In 1980, I was able to take my little girl to class in order to complete a goal." Hammett said The W gave women an opportunity to see themselves as leaders.

"Women compete fiercely with men for the same opportunities, so here it was easy to know that you could be a leader, and I feel like The W facilitated that."

Hammett started in the nursing program at The W in 1969. She lived in The Mag at the time, was an honor student and even tutored biology. Shortly after, she married and completed her BSN at The University of Southern Mississippi.

In 1980, she decided to return to The W and pursue her master's in nursing. While she was back at The Mag for a second time, things were a bit different. Hammett was a single parent with a 5-year-old, with whom she shared a dorm room.

Her two suite mates would keep Kimberly (also known as Kimbie) while she worked the 3-11 shift at Baptist Memorial Hospital-Golden Triangle.

However, there were times when Kimbie, who is now in her 30s, would attend classes with her mother.

"The professors would look at me in horror when I first brought her in, and I guaranteed them that she would not open her mouth during class, that she would not disrupt the class in any fashion.

"I brought English workbooks and math workbooks, and at 5-years-old she loved those workbooks. For an hour and a half class, she would sit and go through those workbooks and not open her mouth."

Hammett was determined to reach her goal. She already had her mother, Mabel Wilborn Shaheen, and grandmother, Mamie Allen Wilborn, who had gone on before her at The W.

"My mother saw women as leaders. She got a degree in chemistry and she went on and got her Ph.D. at Vanderbilt in chemistry, worked at DuPont, and she was the chief chemical engineer for DuPont during the war," Hammett said.

Her mother and father, who was also a chemist, worked together on the Manhattan Project, a research project that produced the first atomic bombs during World War II.

"Mother learned early on she could be a leader and then she gave us impetus to become leaders ourselves," she added.

"When you found a road that was a difficult road, even though you were a woman, you could still navigate that road."

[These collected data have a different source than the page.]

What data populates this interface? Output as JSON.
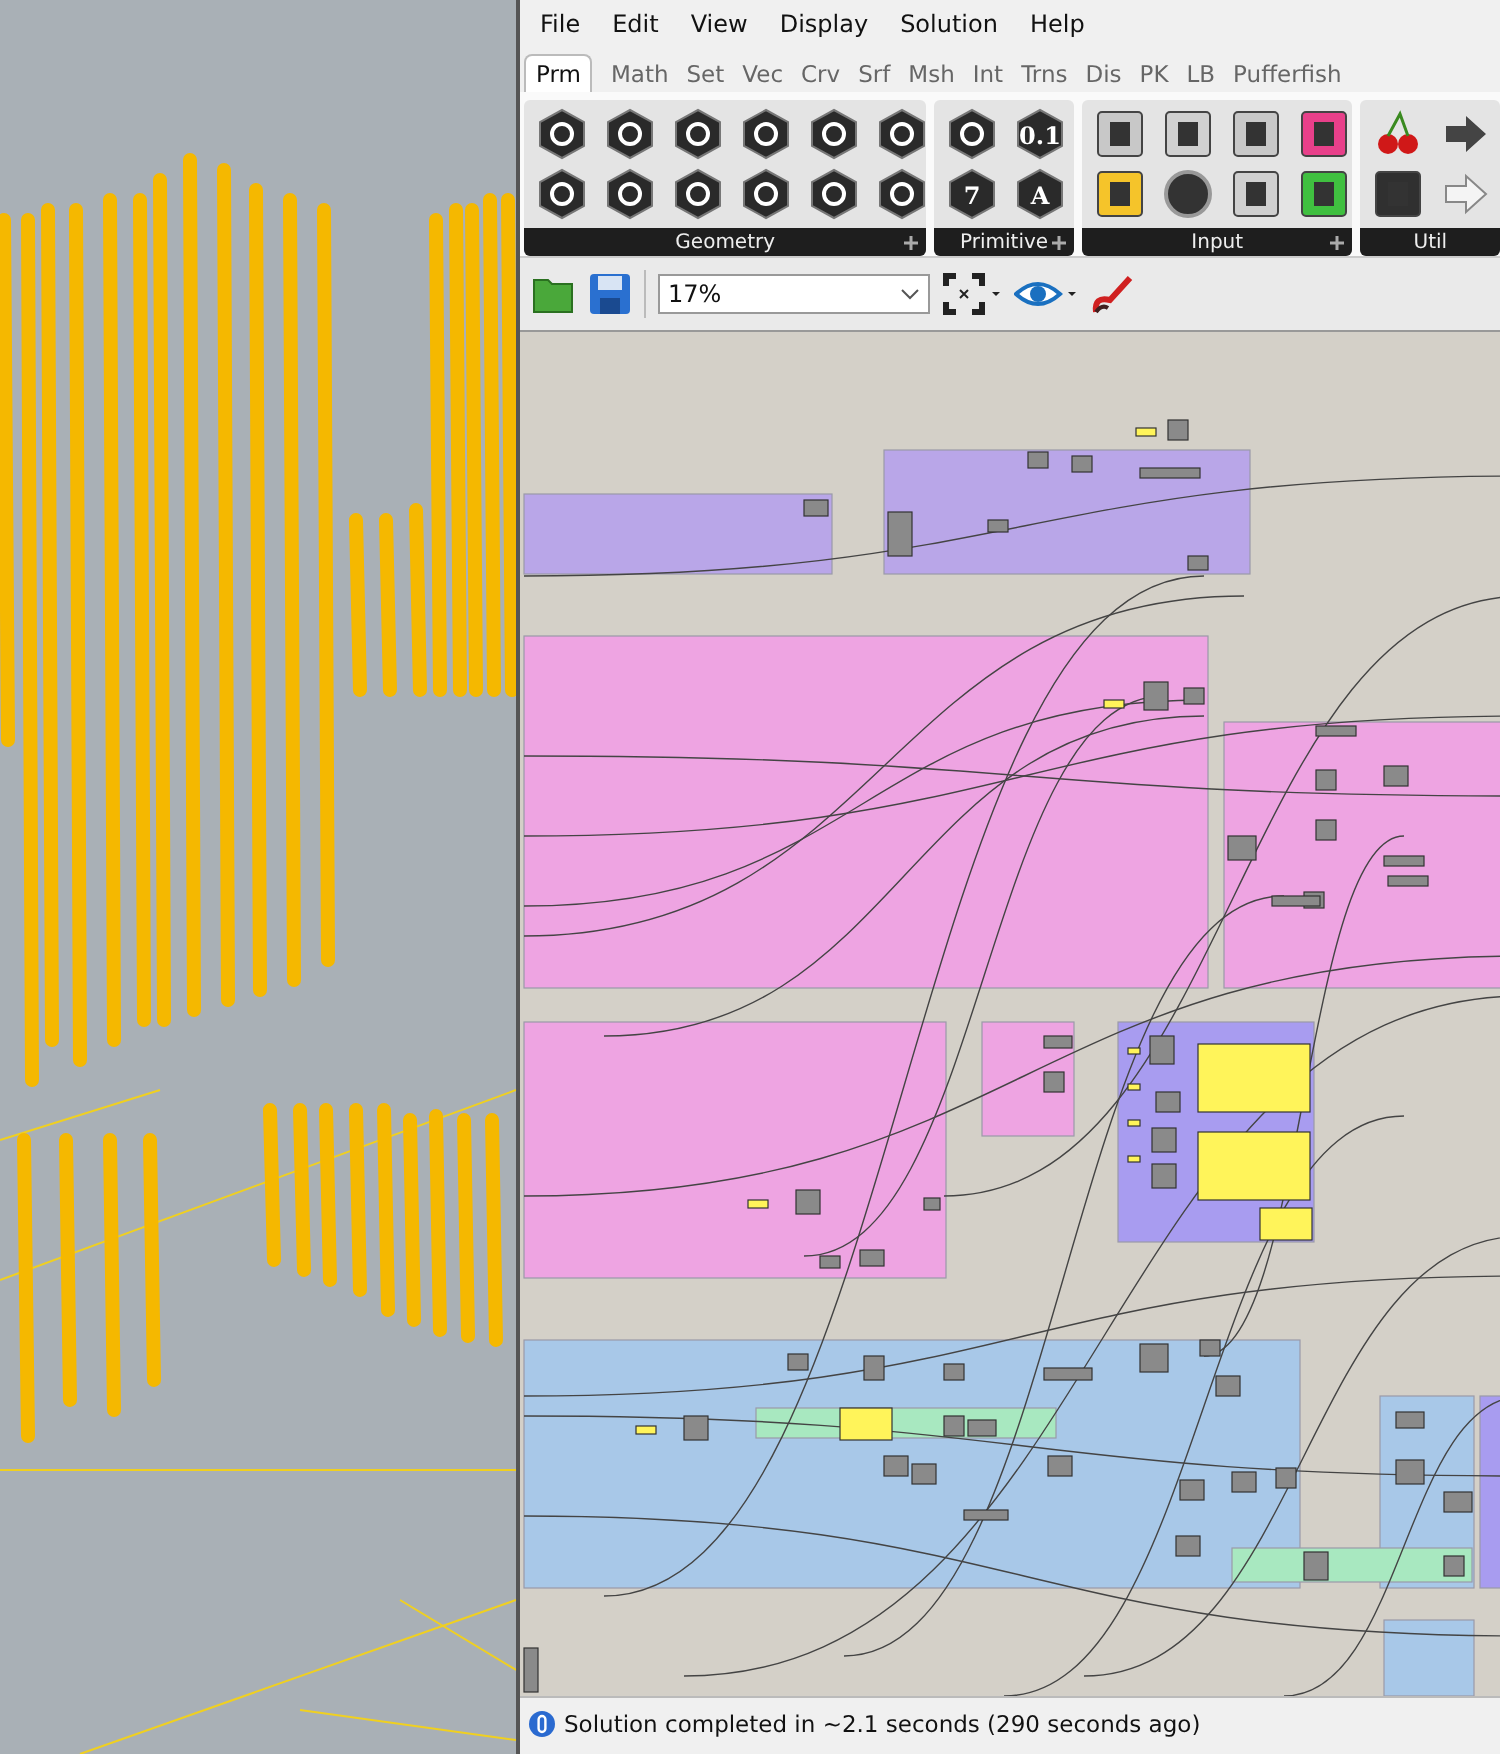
{
  "menu": [
    "File",
    "Edit",
    "View",
    "Display",
    "Solution",
    "Help"
  ],
  "tabs": [
    {
      "label": "Prm",
      "selected": true
    },
    {
      "label": "Math",
      "selected": false
    },
    {
      "label": "Set",
      "selected": false
    },
    {
      "label": "Vec",
      "selected": false
    },
    {
      "label": "Crv",
      "selected": false
    },
    {
      "label": "Srf",
      "selected": false
    },
    {
      "label": "Msh",
      "selected": false
    },
    {
      "label": "Int",
      "selected": false
    },
    {
      "label": "Trns",
      "selected": false
    },
    {
      "label": "Dis",
      "selected": false
    },
    {
      "label": "PK",
      "selected": false
    },
    {
      "label": "LB",
      "selected": false
    },
    {
      "label": "Pufferfish",
      "selected": false
    }
  ],
  "ribbon": [
    {
      "title": "Geometry",
      "expandable": true,
      "columns": [
        [
          {
            "kind": "hex"
          },
          {
            "kind": "hex"
          }
        ],
        [
          {
            "kind": "hex"
          },
          {
            "kind": "hex"
          }
        ],
        [
          {
            "kind": "hex"
          },
          {
            "kind": "hex"
          }
        ],
        [
          {
            "kind": "hex"
          },
          {
            "kind": "hex"
          }
        ],
        [
          {
            "kind": "hex"
          },
          {
            "kind": "hex"
          }
        ],
        [
          {
            "kind": "hex"
          },
          {
            "kind": "hex"
          }
        ]
      ]
    },
    {
      "title": "Primitive",
      "expandable": true,
      "columns": [
        [
          {
            "kind": "hex"
          },
          {
            "kind": "glyph",
            "glyph": "7"
          }
        ],
        [
          {
            "kind": "glyph",
            "glyph": "0.1"
          },
          {
            "kind": "glyph",
            "glyph": "A"
          }
        ]
      ]
    },
    {
      "title": "Input",
      "expandable": true,
      "columns": [
        [
          {
            "kind": "square",
            "color": "#c8c8c8"
          },
          {
            "kind": "square",
            "color": "#f5c42a"
          }
        ],
        [
          {
            "kind": "square",
            "color": "#d0d0d0"
          },
          {
            "kind": "circle"
          }
        ],
        [
          {
            "kind": "square",
            "color": "#c8c8c8"
          },
          {
            "kind": "square",
            "color": "#d0d0d0"
          }
        ],
        [
          {
            "kind": "square",
            "color": "#e8408a"
          },
          {
            "kind": "square",
            "color": "#40c040"
          }
        ]
      ]
    },
    {
      "title": "Util",
      "expandable": false,
      "columns": [
        [
          {
            "kind": "cherry"
          },
          {
            "kind": "square",
            "color": "#303030"
          }
        ],
        [
          {
            "kind": "arrow"
          },
          {
            "kind": "arrow-outline"
          }
        ]
      ]
    }
  ],
  "toolbar": {
    "zoom": "17%"
  },
  "status": "Solution completed in ~2.1 seconds (290 seconds ago)"
}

Hammett is a nurse practitioner with ConvaTec, an international company that is a development and marketer of medical devices with four business units—ostomy care, wound therapeutics, continence and critical care and infusion devices.

Her territory includes Columbus, which affords her the opportunity to visit campus, where she started her nursing career.

As a wound care specialist, she has other nurses across the state who call on her to heal their wounds.

"I don't feel like I could have gotten any better education anywhere else. The foundation of my knowledge based here (The W) prepared me for leadership roles."